Performance Benchmarks

FastAPI's async-native architecture gives it a significant performance advantage for I/O-bound workloads:

  • FastAPI (with Uvicorn): ~10,000+ requests/second

  • Django (with Gunicorn): ~3,000-5,000 requests/second

  • Flask (with Gunicorn): ~2,000-4,000 requests/second

For CPU-bound tasks, the difference narrows since Python's GIL still applies.

When to Choose What

Choose Flask when:

  • You need a simple, lightweight application

  • You want maximum flexibility in component choice

  • You're building a small microservice or API

  • You value minimal overhead for simple projects

  • You're prototyping and want the fastest setup

Choose Django when:

  • You're building a data-driven web application with complex models

  • You need the built-in admin panel

  • Your application has authentication, content management, and user management needs

  • You value convention over configuration

  • You're building a content management system or e-commerce platform

Choose FastAPI when:

  • You're building a high-performance API or microservice

  • You want automatic API documentation

  • You need async support for WebSockets or streaming

  • Your API serves AI/ML models (FastAPI's async model serving is excellent)

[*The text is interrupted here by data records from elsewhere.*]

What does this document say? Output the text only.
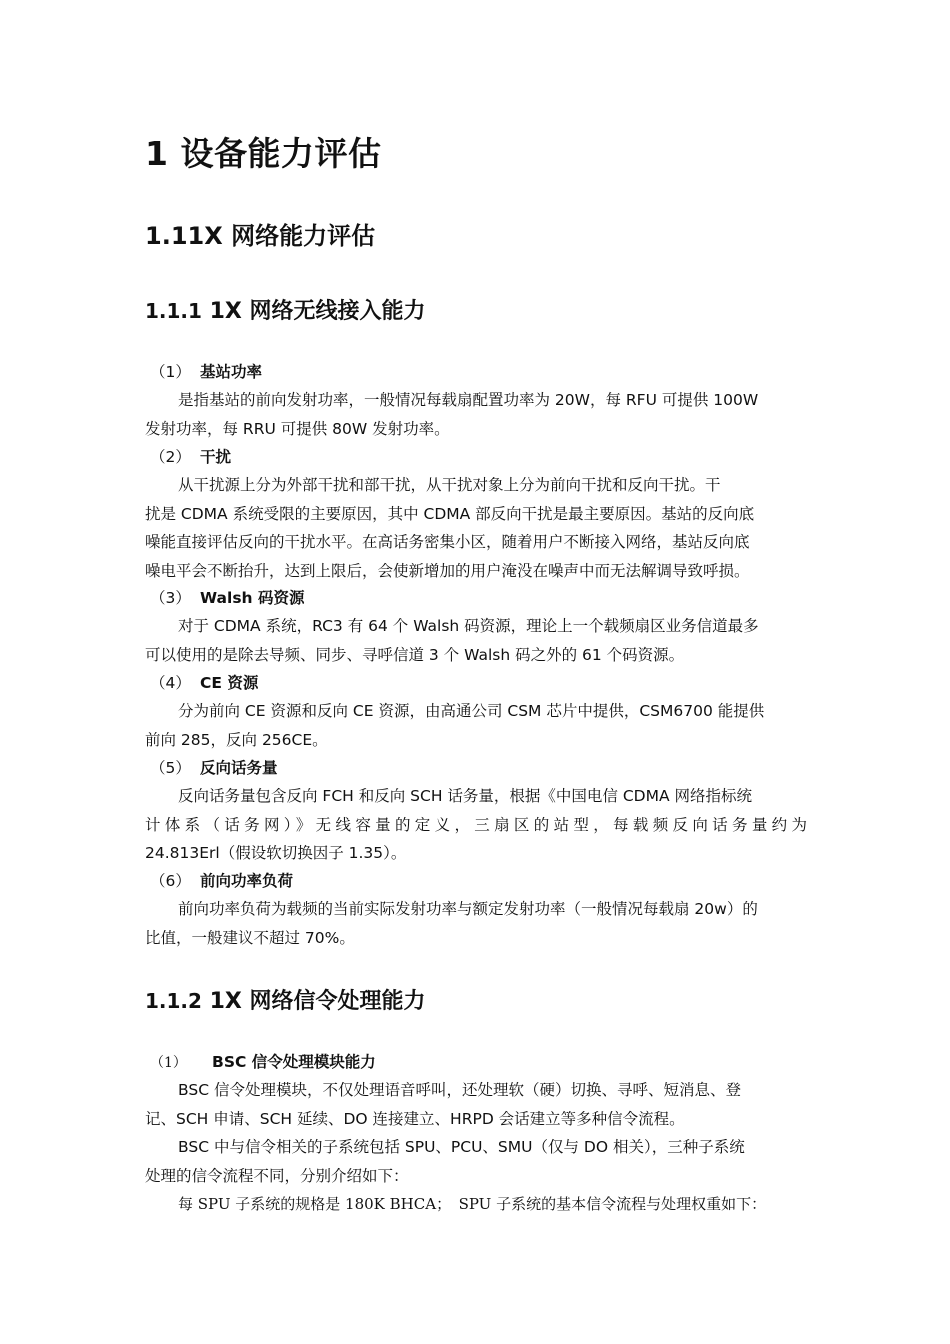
1 设备能力评估
1.11X 网络能力评估
1.1.1 1X 网络无线接入能力
（1） 基站功率
是指基站的前向发射功率，一般情况每载扇配置功率为 20W，每 RFU 可提供 100W
发射功率，每 RRU 可提供 80W 发射功率。
（2） 干扰
从干扰源上分为外部干扰和部干扰，从干扰对象上分为前向干扰和反向干扰。干
扰是 CDMA 系统受限的主要原因，其中 CDMA 部反向干扰是最主要原因。基站的反向底
噪能直接评估反向的干扰水平。在高话务密集小区，随着用户不断接入网络，基站反向底
噪电平会不断抬升，达到上限后，会使新增加的用户淹没在噪声中而无法解调导致呼损。
（3） Walsh 码资源
对于 CDMA 系统，RC3 有 64 个 Walsh 码资源，理论上一个载频扇区业务信道最多
可以使用的是除去导频、同步、寻呼信道 3 个 Walsh 码之外的 61 个码资源。
（4） CE 资源
分为前向 CE 资源和反向 CE 资源，由高通公司 CSM 芯片中提供，CSM6700 能提供
前向 285，反向 256CE。
（5） 反向话务量
反向话务量包含反向 FCH 和反向 SCH 话务量，根据《中国电信 CDMA 网络指标统
计体系（话务网）》无线容量的定义，三扇区的站型，每载频反向话务量约为
24.813Erl（假设软切换因子 1.35）。
（6） 前向功率负荷
前向功率负荷为载频的当前实际发射功率与额定发射功率（一般情况每载扇 20w）的
比值，一般建议不超过 70%。
1.1.2 1X 网络信令处理能力
（1） BSC 信令处理模块能力
BSC 信令处理模块，不仅处理语音呼叫，还处理软（硬）切换、寻呼、短消息、登
记、SCH 申请、SCH 延续、DO 连接建立、HRPD 会话建立等多种信令流程。
BSC 中与信令相关的子系统包括 SPU、PCU、SMU（仅与 DO 相关），三种子系统
处理的信令流程不同，分别介绍如下：
每 SPU 子系统的规格是 180K BHCA；　SPU 子系统的基本信令流程与处理权重如下：
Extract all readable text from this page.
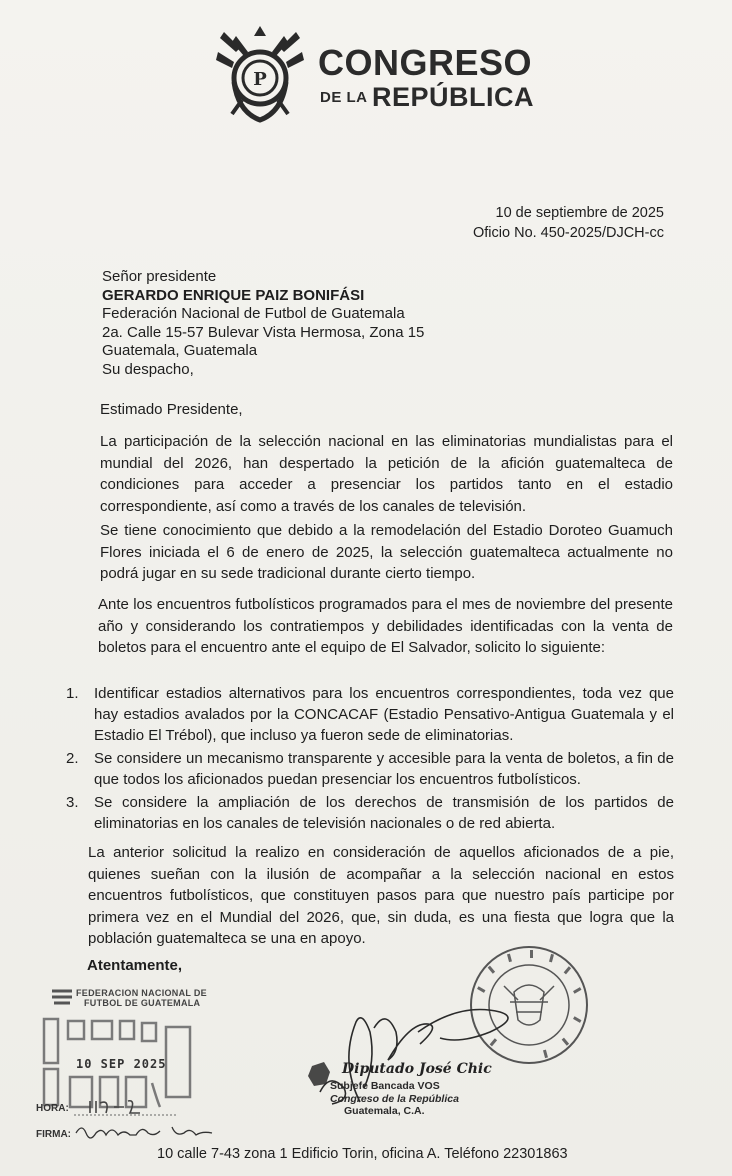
P CONGRESO
DE LA REPÚBLICA
10 de septiembre de 2025
Oficio No. 450-2025/DJCH-cc
Señor presidente
GERARDO ENRIQUE PAIZ BONIFÁSI
Federación Nacional de Futbol de Guatemala
2a. Calle 15-57 Bulevar Vista Hermosa, Zona 15
Guatemala, Guatemala
Su despacho,
Estimado Presidente,
La participación de la selección nacional en las eliminatorias mundialistas para el mundial del 2026, han despertado la petición de la afición guatemalteca de condiciones para acceder a presenciar los partidos tanto en el estadio correspondiente, así como a través de los canales de televisión.
Se tiene conocimiento que debido a la remodelación del Estadio Doroteo Guamuch Flores iniciada el 6 de enero de 2025, la selección guatemalteca actualmente no podrá jugar en su sede tradicional durante cierto tiempo.
Ante los encuentros futbolísticos programados para el mes de noviembre del presente año y considerando los contratiempos y debilidades identificadas con la venta de boletos para el encuentro ante el equipo de El Salvador, solicito lo siguiente:
1.	Identificar estadios alternativos para los encuentros correspondientes, toda vez que hay estadios avalados por la CONCACAF (Estadio Pensativo-Antigua Guatemala y el Estadio El Trébol), que incluso ya fueron sede de eliminatorias.
2.	Se considere un mecanismo transparente y accesible para la venta de boletos, a fin de que todos los aficionados puedan presenciar los encuentros futbolísticos.
3.	Se considere la ampliación de los derechos de transmisión de los partidos de eliminatorias en los canales de televisión nacionales o de red abierta.
La anterior solicitud la realizo en consideración de aquellos aficionados de a pie, quienes sueñan con la ilusión de acompañar a la selección nacional en estos encuentros futbolísticos, que constituyen pasos para que nuestro país participe por primera vez en el Mundial del 2026, que, sin duda, es una fiesta que logra que la población guatemalteca se una en apoyo.
Atentamente,
FEDERACION NACIONAL DE
FUTBOL DE GUATEMALA
10 SEP 2025
HORA:
FIRMA:
Diputado José Chic
Subjefe Bancada VOS
Congreso de la República
Guatemala, C.A.
10 calle 7-43 zona 1 Edificio Torin, oficina A. Teléfono 22301863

  • You value type safety and automatic validation

Conclusion

Flask offers simplicity and flexibility, Django provides a complete framework with everything included, and FastAPI delivers modern async performance with automatic documentation. In 2026, FastAPI is the default choice for new API projects, Django remains the best choice for full-stack applications, and Flask is still ideal for small projects and microservices where minimalism matters.